I jumped a little, startled by the loud sound of his voice, even though he spoke in a near whisper. My hands had been resting lightly on my shoulder braces. One of them moved to my stomach and I wondered too, if my son had opened his eyes when he was inside me, if he too had seen unending black.
We had passed fifteen leagues down about a quarter of an hour ago. We’ve both been wide-eyed and wary since then, our gazes darting past windows constructed of a patented clear material that we called adaptive glass. I wondered how long we could stay tensed like that, on the verge of expectation. I couldn’t actually confirm that my husband was as wide-eyed as I was. But I could see the readings of his vitals as well as I could see mine. Our heart rates were elevated. Our brain wave patterns indicated high levels of alertness. I could hear his breathing, controlled but strained. I pictured him then as he looked in my favorite photo from all the shoots that we had done over the past month.
My favorite wasn’t the one that ended up on the magazine cover. The one where we were both smiling, me grinning goofily and giving a thumbs up, him with twinkling eyes frozen on the verge of a wink. My favorite photo was the one they took when he lost himself in the photographer’s scenario.
“Imagine you’re down there now,” she had said. “On the threshold of discovery, in the moment before you see what you’ve been waiting to see for over fifteen years now.”
*****
His hands are on his shoulder braces. His breath is held. His brow is furrowed, but not from fear or worry. His expression could be determination. It could be cautious anticipation. I think it’s readiness. He’s ready. He’s on the brink.
I picture his expression like that now as I breathe deep breaths that I blow out through slightly parted lips. The black is abating. It’s hard to tell at first. I only know because the instruments show it to be so. The waters turn indigo. It’s warming too. The instruments are reading different salts, low levels of radiation. The waters turn a deep, deep blue. I can see particles streaming past the Forsaken.

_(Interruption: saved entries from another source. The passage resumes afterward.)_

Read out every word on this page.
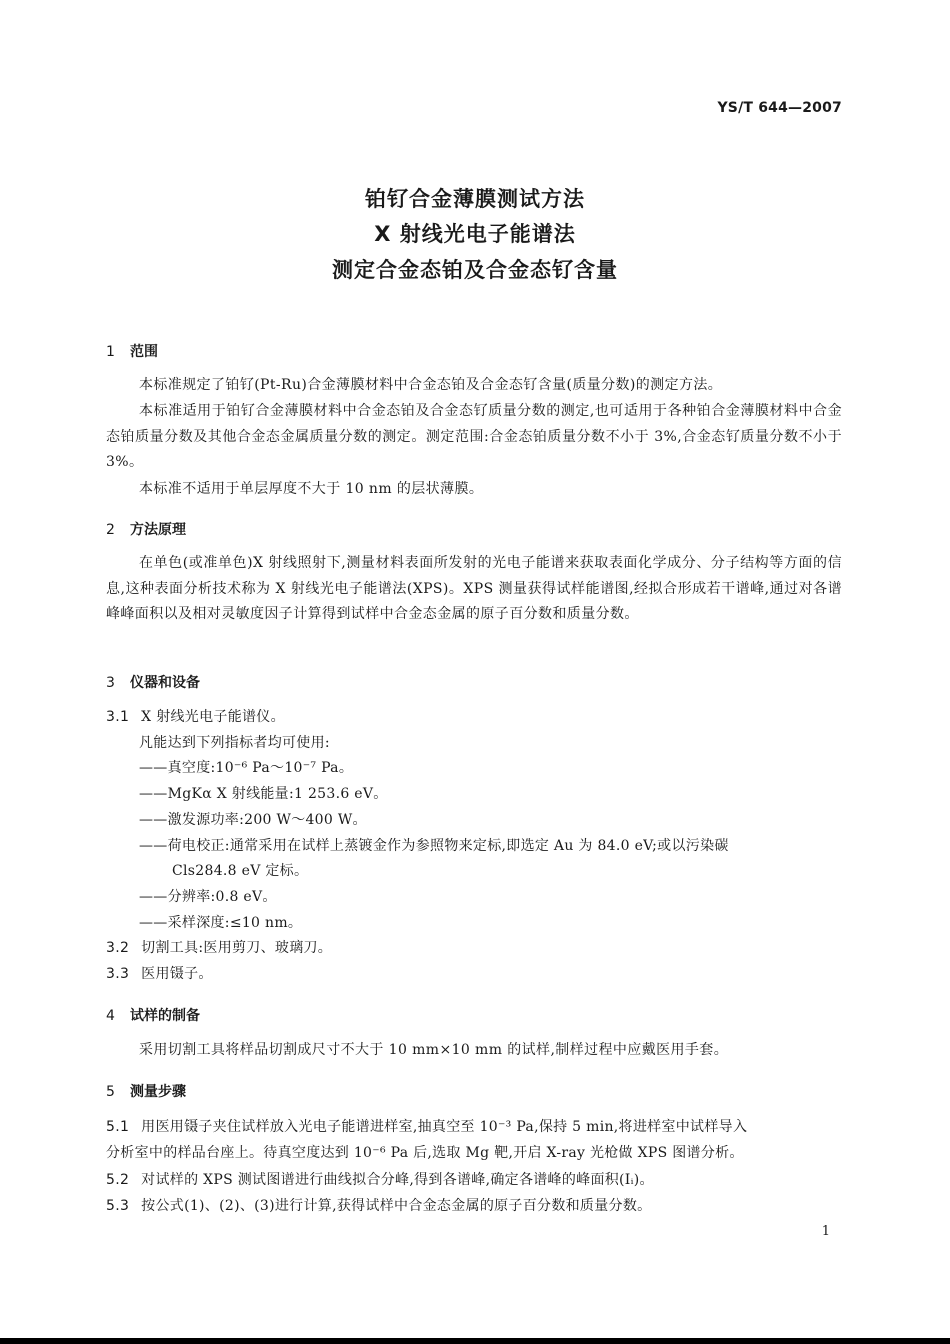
YS/T 644—2007
铂钌合金薄膜测试方法
X 射线光电子能谱法
测定合金态铂及合金态钌含量
1 范围
本标准规定了铂钌(Pt-Ru)合金薄膜材料中合金态铂及合金态钌含量(质量分数)的测定方法。
本标准适用于铂钌合金薄膜材料中合金态铂及合金态钌质量分数的测定,也可适用于各种铂合金薄膜材料中合金态铂质量分数及其他合金态金属质量分数的测定。测定范围:合金态铂质量分数不小于 3%,合金态钌质量分数不小于 3%。
本标准不适用于单层厚度不大于 10 nm 的层状薄膜。
2 方法原理
在单色(或准单色)X 射线照射下,测量材料表面所发射的光电子能谱来获取表面化学成分、分子结构等方面的信息,这种表面分析技术称为 X 射线光电子能谱法(XPS)。XPS 测量获得试样能谱图,经拟合形成若干谱峰,通过对各谱峰峰面积以及相对灵敏度因子计算得到试样中合金态金属的原子百分数和质量分数。
3 仪器和设备
3.1 X 射线光电子能谱仪。
凡能达到下列指标者均可使用:
——真空度:10⁻⁶ Pa～10⁻⁷ Pa。
——MgKα X 射线能量:1 253.6 eV。
——激发源功率:200 W～400 W。
——荷电校正:通常采用在试样上蒸镀金作为参照物来定标,即选定 Au 为 84.0 eV;或以污染碳
Cls284.8 eV 定标。
——分辨率:0.8 eV。
——采样深度:≤10 nm。
3.2 切割工具:医用剪刀、玻璃刀。
3.3 医用镊子。
4 试样的制备
采用切割工具将样品切割成尺寸不大于 10 mm×10 mm 的试样,制样过程中应戴医用手套。
5 测量步骤
5.1 用医用镊子夹住试样放入光电子能谱进样室,抽真空至 10⁻³ Pa,保持 5 min,将进样室中试样导入
分析室中的样品台座上。待真空度达到 10⁻⁶ Pa 后,选取 Mg 靶,开启 X-ray 光枪做 XPS 图谱分析。
5.2 对试样的 XPS 测试图谱进行曲线拟合分峰,得到各谱峰,确定各谱峰的峰面积(Iᵢ)。
5.3 按公式(1)、(2)、(3)进行计算,获得试样中合金态金属的原子百分数和质量分数。
1
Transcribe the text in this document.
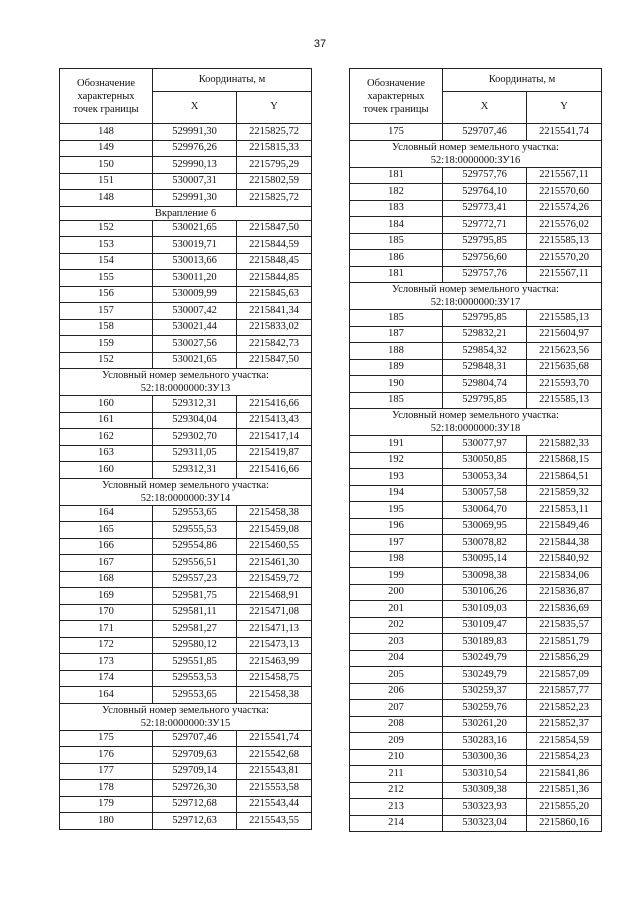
37
Обозначение
характерных
точек границы	Координаты, м	
	X	Y
148	529991,30	2215825,72
149	529976,26	2215815,33
150	529990,13	2215795,29
151	530007,31	2215802,59
148	529991,30	2215825,72
Вкрапление 6		
152	530021,65	2215847,50
153	530019,71	2215844,59
154	530013,66	2215848,45
155	530011,20	2215844,85
156	530009,99	2215845,63
157	530007,42	2215841,34
158	530021,44	2215833,02
159	530027,56	2215842,73
152	530021,65	2215847,50
Условный номер земельного участка:
52:18:0000000:ЗУ13		
160	529312,31	2215416,66
161	529304,04	2215413,43
162	529302,70	2215417,14
163	529311,05	2215419,87
160	529312,31	2215416,66
Условный номер земельного участка:
52:18:0000000:ЗУ14		
164	529553,65	2215458,38
165	529555,53	2215459,08
166	529554,86	2215460,55
167	529556,51	2215461,30
168	529557,23	2215459,72
169	529581,75	2215468,91
170	529581,11	2215471,08
171	529581,27	2215471,13
172	529580,12	2215473,13
173	529551,85	2215463,99
174	529553,53	2215458,75
164	529553,65	2215458,38
Условный номер земельного участка:
52:18:0000000:ЗУ15		
175	529707,46	2215541,74
176	529709,63	2215542,68
177	529709,14	2215543,81
178	529726,30	2215553,58
179	529712,68	2215543,44
180	529712,63	2215543,55
Обозначение
характерных
точек границы	Координаты, м	
	X	Y
175	529707,46	2215541,74
Условный номер земельного участка:
52:18:0000000:ЗУ16		
181	529757,76	2215567,11
182	529764,10	2215570,60
183	529773,41	2215574,26
184	529772,71	2215576,02
185	529795,85	2215585,13
186	529756,60	2215570,20
181	529757,76	2215567,11
Условный номер земельного участка:
52:18:0000000:ЗУ17		
185	529795,85	2215585,13
187	529832,21	2215604,97
188	529854,32	2215623,56
189	529848,31	2215635,68
190	529804,74	2215593,70
185	529795,85	2215585,13
Условный номер земельного участка:
52:18:0000000:ЗУ18		
191	530077,97	2215882,33
192	530050,85	2215868,15
193	530053,34	2215864,51
194	530057,58	2215859,32
195	530064,70	2215853,11
196	530069,95	2215849,46
197	530078,82	2215844,38
198	530095,14	2215840,92
199	530098,38	2215834,06
200	530106,26	2215836,87
201	530109,03	2215836,69
202	530109,47	2215835,57
203	530189,83	2215851,79
204	530249,79	2215856,29
205	530249,79	2215857,09
206	530259,37	2215857,77
207	530259,76	2215852,23
208	530261,20	2215852,37
209	530283,16	2215854,59
210	530300,36	2215854,23
211	530310,54	2215841,86
212	530309,38	2215851,36
213	530323,93	2215855,20
214	530323,04	2215860,16
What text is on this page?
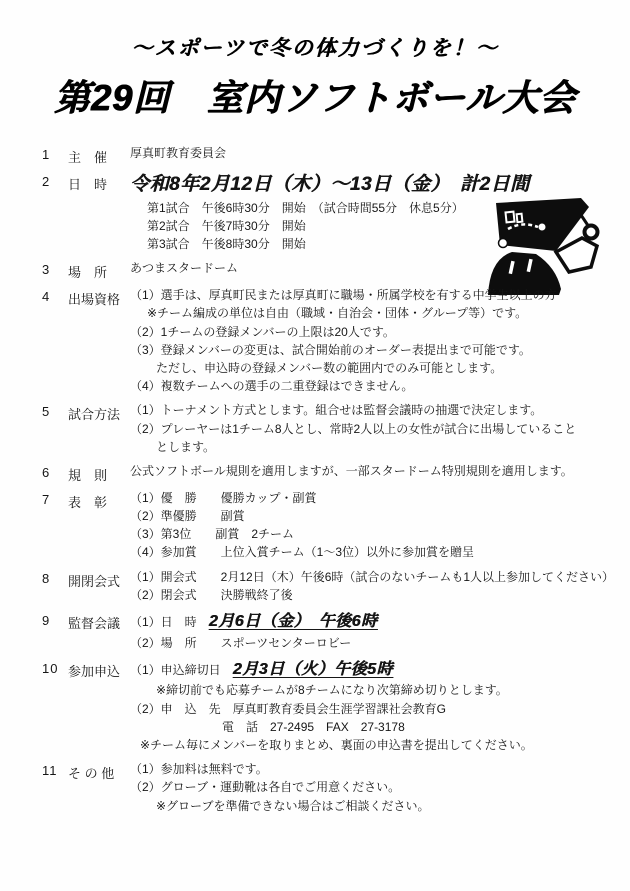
～スポーツで冬の体力づくりを！～
第29回　室内ソフトボール大会
1	主　催	厚真町教育委員会
2	日　時	令和8年2月12日（木）～13日（金）　計2日間
第1試合　午後6時30分　開始　（試合時間55分　休息5分）
第2試合　午後7時30分　開始
第3試合　午後8時30分　開始
3	場　所	あつまスタードーム
4	出場資格 （1）選手は、厚真町民または厚真町に職場・所属学校を有する中学生以上の方
※チーム編成の単位は自由（職域・自治会・団体・グループ等）です。
（2）1チームの登録メンバーの上限は20人です。
（3）登録メンバーの変更は、試合開始前のオーダー表提出まで可能です。
ただし、申込時の登録メンバー数の範囲内でのみ可能とします。
（4）複数チームへの選手の二重登録はできません。
5	試合方法 （1）トーナメント方式とします。組合せは監督会議時の抽選で決定します。
（2）プレーヤーは1チーム8人とし、常時2人以上の女性が試合に出場していること
とします。
6	規　則	公式ソフトボール規則を適用しますが、一部スタードーム特別規則を適用します。
7	表　彰	（1）優　勝　　優勝カップ・副賞
（2）準優勝　　副賞
（3）第3位　　副賞　2チーム
（4）参加賞　　上位入賞チーム（1～3位）以外に参加賞を贈呈
8	開閉会式 （1）開会式　　2月12日（木）午後6時（試合のないチームも1人以上参加してください）
（2）閉会式　　決勝戦終了後
9	監督会議 （1）日　時　2月6日（金）　午後6時
（2）場　所　　スポーツセンターロビー
10 参加申込 （1）申込締切日　2月3日（火）午後5時
※締切前でも応募チームが8チームになり次第締め切りとします。
（2）申　込　先　厚真町教育委員会生涯学習課社会教育G
電　話　27-2495　FAX　27-3178
※チーム毎にメンバーを取りまとめ、裏面の申込書を提出してください。
11 そ の 他	（1）参加料は無料です。
（2）グローブ・運動靴は各自でご用意ください。
※グローブを準備できない場合はご相談ください。
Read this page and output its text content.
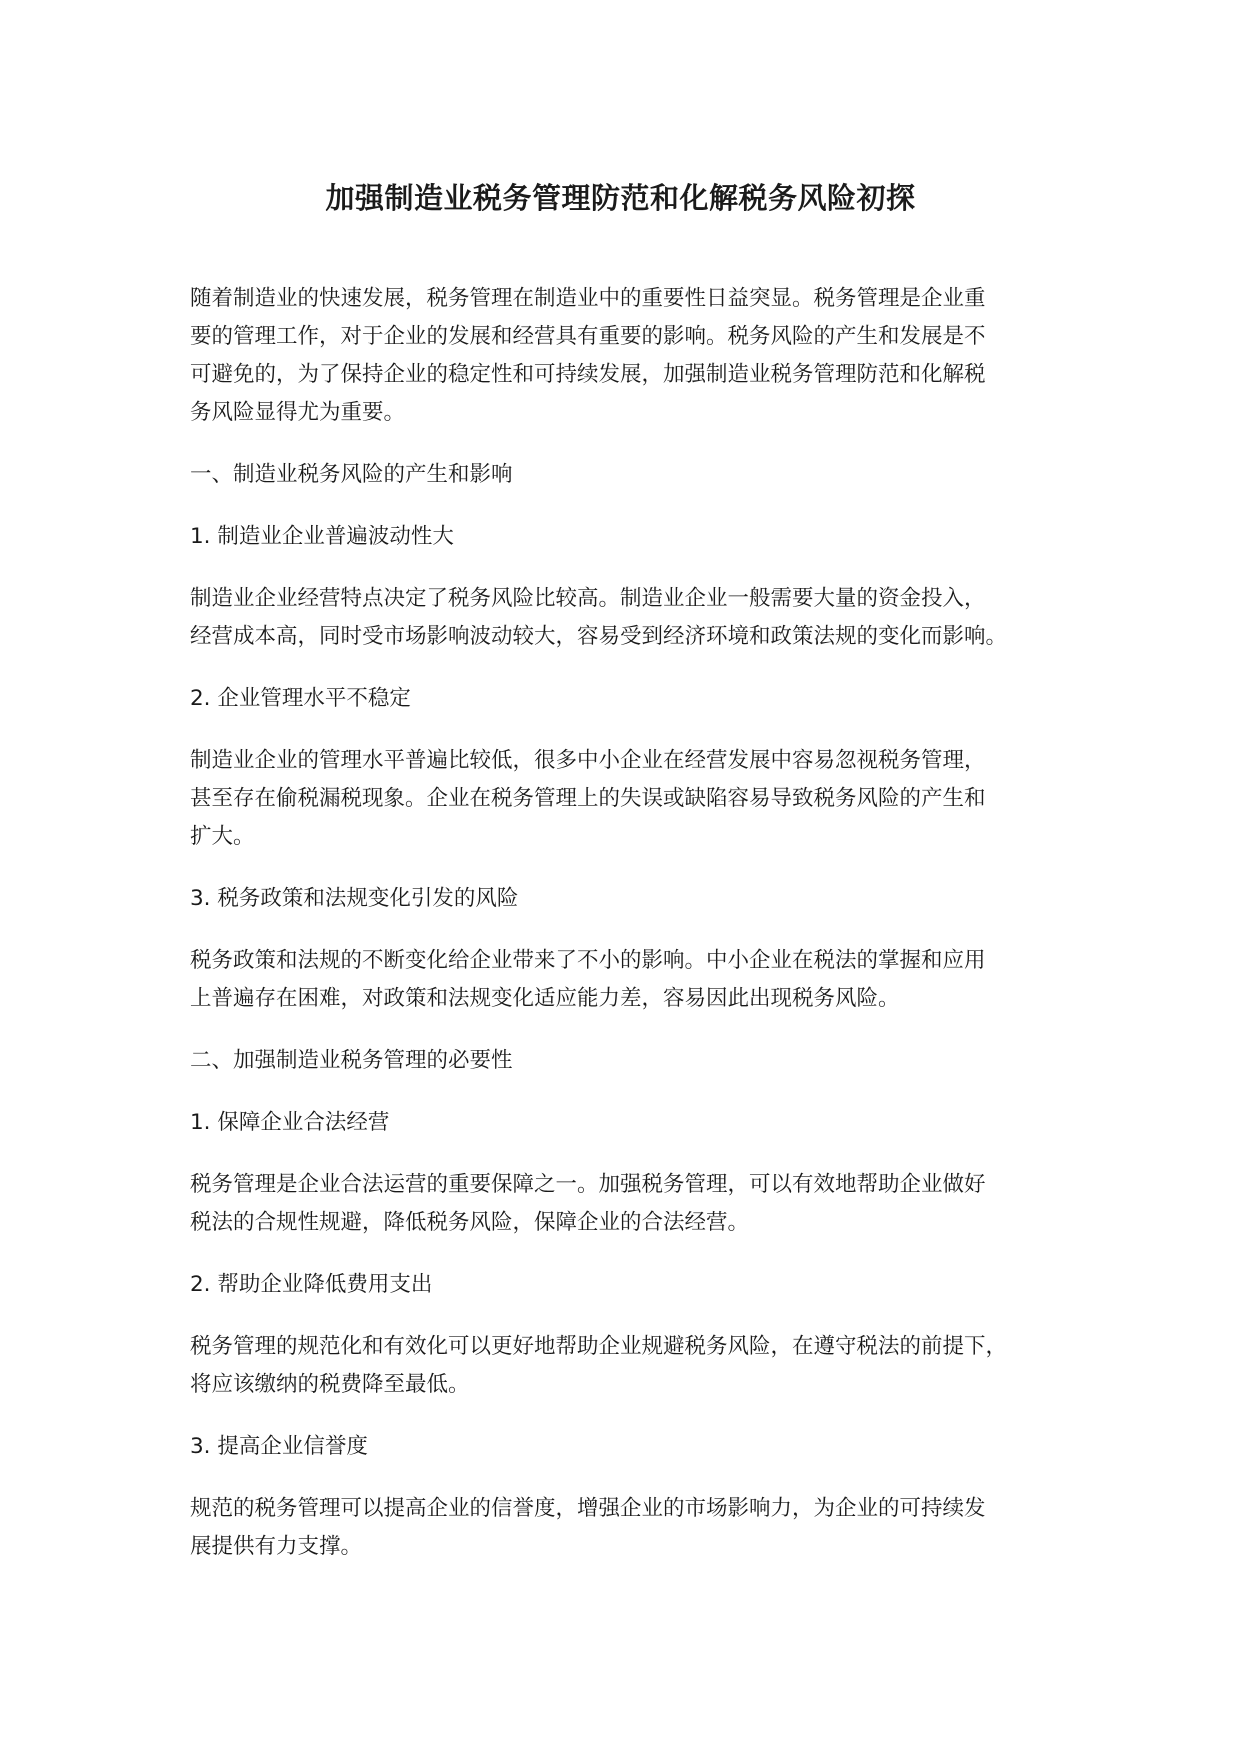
加强制造业税务管理防范和化解税务风险初探

随着制造业的快速发展，税务管理在制造业中的重要性日益突显。税务管理是企业重
要的管理工作，对于企业的发展和经营具有重要的影响。税务风险的产生和发展是不
可避免的，为了保持企业的稳定性和可持续发展，加强制造业税务管理防范和化解税
务风险显得尤为重要。

一、制造业税务风险的产生和影响

1. 制造业企业普遍波动性大

制造业企业经营特点决定了税务风险比较高。制造业企业一般需要大量的资金投入，
经营成本高，同时受市场影响波动较大，容易受到经济环境和政策法规的变化而影响。

2. 企业管理水平不稳定

制造业企业的管理水平普遍比较低，很多中小企业在经营发展中容易忽视税务管理，
甚至存在偷税漏税现象。企业在税务管理上的失误或缺陷容易导致税务风险的产生和
扩大。

3. 税务政策和法规变化引发的风险

税务政策和法规的不断变化给企业带来了不小的影响。中小企业在税法的掌握和应用
上普遍存在困难，对政策和法规变化适应能力差，容易因此出现税务风险。

二、加强制造业税务管理的必要性

1. 保障企业合法经营

税务管理是企业合法运营的重要保障之一。加强税务管理，可以有效地帮助企业做好
税法的合规性规避，降低税务风险，保障企业的合法经营。

2. 帮助企业降低费用支出

税务管理的规范化和有效化可以更好地帮助企业规避税务风险，在遵守税法的前提下，
将应该缴纳的税费降至最低。

3. 提高企业信誉度

规范的税务管理可以提高企业的信誉度，增强企业的市场影响力，为企业的可持续发
展提供有力支撑。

I look down. There is a vast pit below us, swirling with luminescent particles. I see small shapes darting through the whorls of light. We are fifteen leagues below the surface of the sea and there is life.
A shape, a giant, emerges from the pit. A huge eye, so much like my own, ascends and draws level with the ship. The eye is brown and amber and it flickers inside, with thought or light. I realize I’m gaping. I realize something is beeping.
Communications is active again. The array has detected a signal, a familiar signal. It’s the deep-sea signal, from our host, I assume. Our system translates the message.
Welcome to Earth.
I exhale and my eyes well up with tears. They drip over my grinning cheeks. Beside me, I hear my husband laughing that silent kind of laugh through his nose first, the kind of laugh that is half-weeping. Through the corner of my tear-blurred vision, I see his hands reach out to the computer screen, so he could bring up a response. My hands remain occupied with the task of bringing in the ship. There is a definite pull downwards and we are receiving coordinates. There is a button on the touch screen labeled “Eye Care.” It appeared when we dropped past fifteen leagues. I press it and begin to laugh, for one of the engineers foresaw our need. Tiny robotic fingers emerged from my visor to wipe and suction my tears.
I see the pre-written messages that my husband is scrolling through. Everything from “we are at your mercy” to “we are honored to meet you,” from “are you friend or foe?” to “can we trust each other?”
He won the coin toss, so it was up to him. I nodded when I saw what he sent.
Thank you, my friend.
Whatever happens next, this was worth it.